OFAC sanktioniert Prince Group und 146 verbundene Unternehmen
Das Office of Foreign Assets Control (OFAC) und das Financial Crimes Enforcement Network (FinCEN) des US-Finanzministeriums haben am 14. Oktober 2025 Maßnahmen gegen in Südostasien ansässige Netzwerke ergriffen, die Betrug ermöglichten. Auf der Liste steht unter anderem die transnationale kriminelle Organisation Prince Group mit ihrem umfangreichen Netzwerk aus Unternehmen und Einzelpersonen.
Das britische Office of Financial Sanctions Implementation (OFSI) hat den Schritt genehmigt. Das OFSI hat außerdem Byex Exchange, eine Kryptowährungsplattform mit Verbindungen zur Jin Bei Group Co. Ltd. und zur Prince Group, mit Sanktionen belegt.
Die Huione Group wurde aufgrund eines primären Geldwäscherisikos gemäß Abschnitt 311 auch unter die Sondermaßnahmen von FinCEN gestellt. Diese Maßnahme schränkt den Zugang des Unternehmens zum US-Finanzsystem erheblich ein. Bereits vor der endgültigen Einstufung war die Huione Group Gegenstand einer Bekanntmachung über eine geplante Regeländerung vom 1. Mai 2025.
Die Huione Group schloss mit einem gesamten Kryptozufluss von 98 Milliarden US-Dollar ab
Die Behörden deckten auf, dass zwischen August 2021 und Januar 2025 mehr als vier Milliarden Dollar an kriminellen Erträgen über die Huione-Gruppe gewaschen wurden. Zu den gewaschenen kriminellen Erträgen gehörten 37 Millionen Dollar aus nordkoreanischen Hackerangriffen, 36 Millionen Dollar aus Krypto-Anlagebetrug und 300 Millionen Dollar aus anderen Hackerangriffen.
Die Huione Group unterstützte Transaktionen für verschiedene kriminelle Akteure wie Geldwäscher, Prostitutionsdienste, Drogenhändler und auf schwarzen Listen stehende Unternehmen. Das Finanzdienstleistungsunternehmen diente als Infrastruktur für organisierte Verbrechersyndikate in Südostasien.
Byex Exchange, das ebenfalls von Großbritannien sanktioniert wurde, unterhielt laut Blockchain-Analysen direkte Geschäftsbeziehungen zu Huione. Die Plattform unterstützte Zahlungen für betrügerische Schweineschlachtungen, Tech-Betrügereien wie Social-Media-Targeting und SMS-Dienste sowie Geldtransferdienste zur Geldwäsche.
Der Angeklagte verwaltete direkt vier bitcoin innerhalb von zweieinhalb Jahren bitcoin im Wert von über 1,77 Milliarden US-Dollar an bitcoin -Mining- Unternehmen und transferierte enorme Mengen an bitcoin auf Wallets, die von Chen Zhi kontrolliert wurden.

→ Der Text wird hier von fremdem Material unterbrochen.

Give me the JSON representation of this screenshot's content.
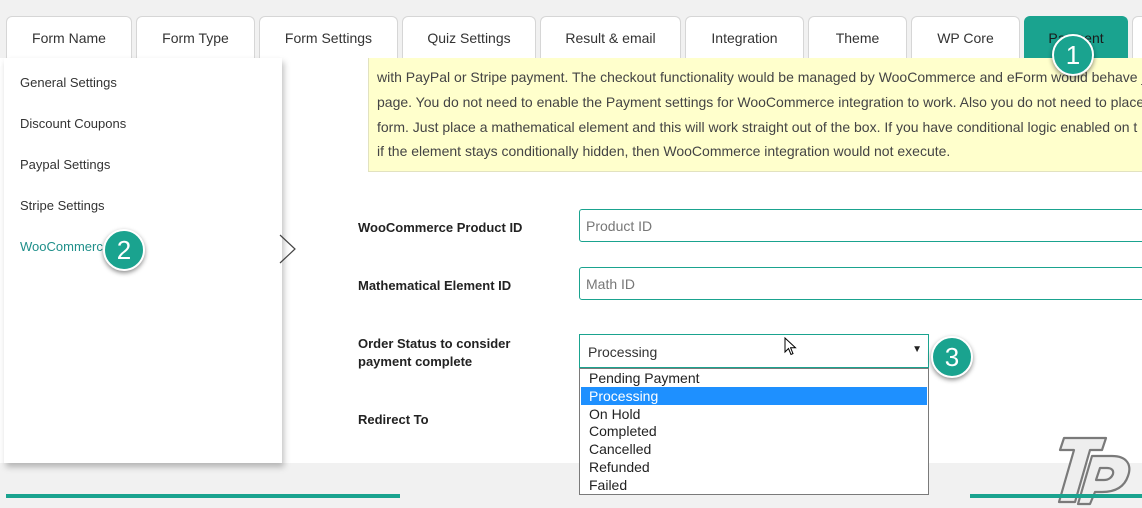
{
  "tabs": [
    {
      "label": "Form Name"
    },
    {
      "label": "Form Type"
    },
    {
      "label": "Form Settings"
    },
    {
      "label": "Quiz Settings"
    },
    {
      "label": "Result & email"
    },
    {
      "label": "Integration"
    },
    {
      "label": "Theme"
    },
    {
      "label": "WP Core"
    },
    {
      "label": "Payment"
    }
  ],
  "notice": {
    "lines": [
      "with PayPal or Stripe payment. The checkout functionality would be managed by WooCommerce and eForm would behave ju",
      "page. You do not need to enable the Payment settings for WooCommerce integration to work. Also you do not need to place",
      "form. Just place a mathematical element and this will work straight out of the box. If you have conditional logic enabled on t",
      "if the element stays conditionally hidden, then WooCommerce integration would not execute."
    ]
  },
  "sidebar": {
    "items": [
      {
        "label": "General Settings"
      },
      {
        "label": "Discount Coupons"
      },
      {
        "label": "Paypal Settings"
      },
      {
        "label": "Stripe Settings"
      },
      {
        "label": "WooCommerce"
      }
    ]
  },
  "form": {
    "product_id": {
      "label": "WooCommerce Product ID",
      "placeholder": "Product ID",
      "value": ""
    },
    "math_id": {
      "label": "Mathematical Element ID",
      "placeholder": "Math ID",
      "value": ""
    },
    "order_status": {
      "label_line1": "Order Status to consider",
      "label_line2": "payment complete",
      "selected": "Processing",
      "options": [
        "Pending Payment",
        "Processing",
        "On Hold",
        "Completed",
        "Cancelled",
        "Refunded",
        "Failed"
      ]
    },
    "redirect": {
      "label": "Redirect To"
    }
  },
  "badges": [
    "1",
    "2",
    "3"
  ],
  "colors": {
    "accent": "#1aa38f",
    "notice_bg": "#ffffcc",
    "selected_option": "#1e90ff"
  }
}
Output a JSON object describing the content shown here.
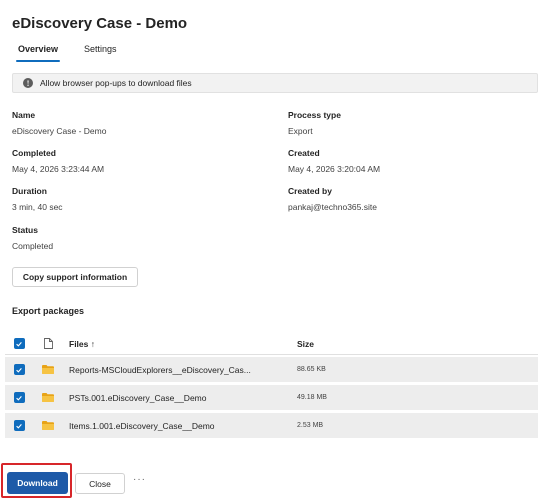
{
  "page": {
    "title": "eDiscovery Case - Demo"
  },
  "tabs": [
    {
      "label": "Overview",
      "active": true
    },
    {
      "label": "Settings",
      "active": false
    }
  ],
  "banner": {
    "icon": "info-icon",
    "text": "Allow browser pop-ups to download files"
  },
  "details": {
    "name": {
      "label": "Name",
      "value": "eDiscovery Case - Demo"
    },
    "process_type": {
      "label": "Process type",
      "value": "Export"
    },
    "completed": {
      "label": "Completed",
      "value": "May 4, 2026 3:23:44 AM"
    },
    "created": {
      "label": "Created",
      "value": "May 4, 2026 3:20:04 AM"
    },
    "duration": {
      "label": "Duration",
      "value": "3 min, 40 sec"
    },
    "created_by": {
      "label": "Created by",
      "value": "pankaj@techno365.site"
    },
    "status": {
      "label": "Status",
      "value": "Completed"
    }
  },
  "copy_button": "Copy support information",
  "export_packages": {
    "title": "Export packages",
    "columns": {
      "files": "Files ↑",
      "size": "Size"
    },
    "rows": [
      {
        "name": "Reports-MSCloudExplorers__eDiscovery_Cas...",
        "size": "88.65 KB",
        "checked": true
      },
      {
        "name": "PSTs.001.eDiscovery_Case__Demo",
        "size": "49.18 MB",
        "checked": true
      },
      {
        "name": "Items.1.001.eDiscovery_Case__Demo",
        "size": "2.53 MB",
        "checked": true
      }
    ]
  },
  "footer": {
    "download": "Download",
    "close": "Close",
    "more": "···"
  },
  "colors": {
    "accent": "#0f6cbd",
    "primary_button": "#1e5aa8",
    "highlight": "#d7262a",
    "folder": "#e8a317"
  }
}
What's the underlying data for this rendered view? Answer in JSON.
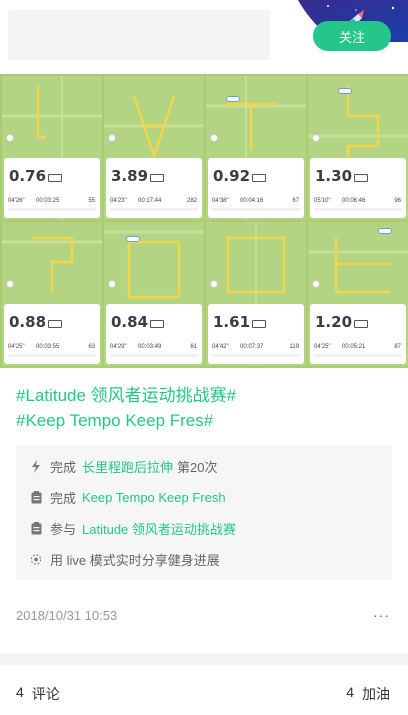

Cryptopolitan bereits berichtete , hat das US-Justizministerium eine zivilrechtliche Einziehungsklage über rund 15 Milliarden US-Dollar eingereicht. Es geht dabei um 127.000 Bitcoin die sich in US-amerikanischer Verwahrung befinden. Die beschlagnahmte Kryptowährung stellt die größte Einzelbeschlagnahme in der Geschichte der Strafverfolgungsbehörden dar.
Chainalysis gab die Sanktionen bekannt und erklärte: „OFAC und FinCEN haben zusammen mit dem britischen FCDO die Prince Group TCO und 146 verbundene Unternehmen sanktioniert, während die Huione Group gemäß Abschnitt 311 des USA PATRIOT Act sanktioniert wurde.“ Das Blockchain-Analyseunternehmen leistete Unterstützung bei den Ermittlungen zur dent illegaler Geldflüsse im Netzwerk.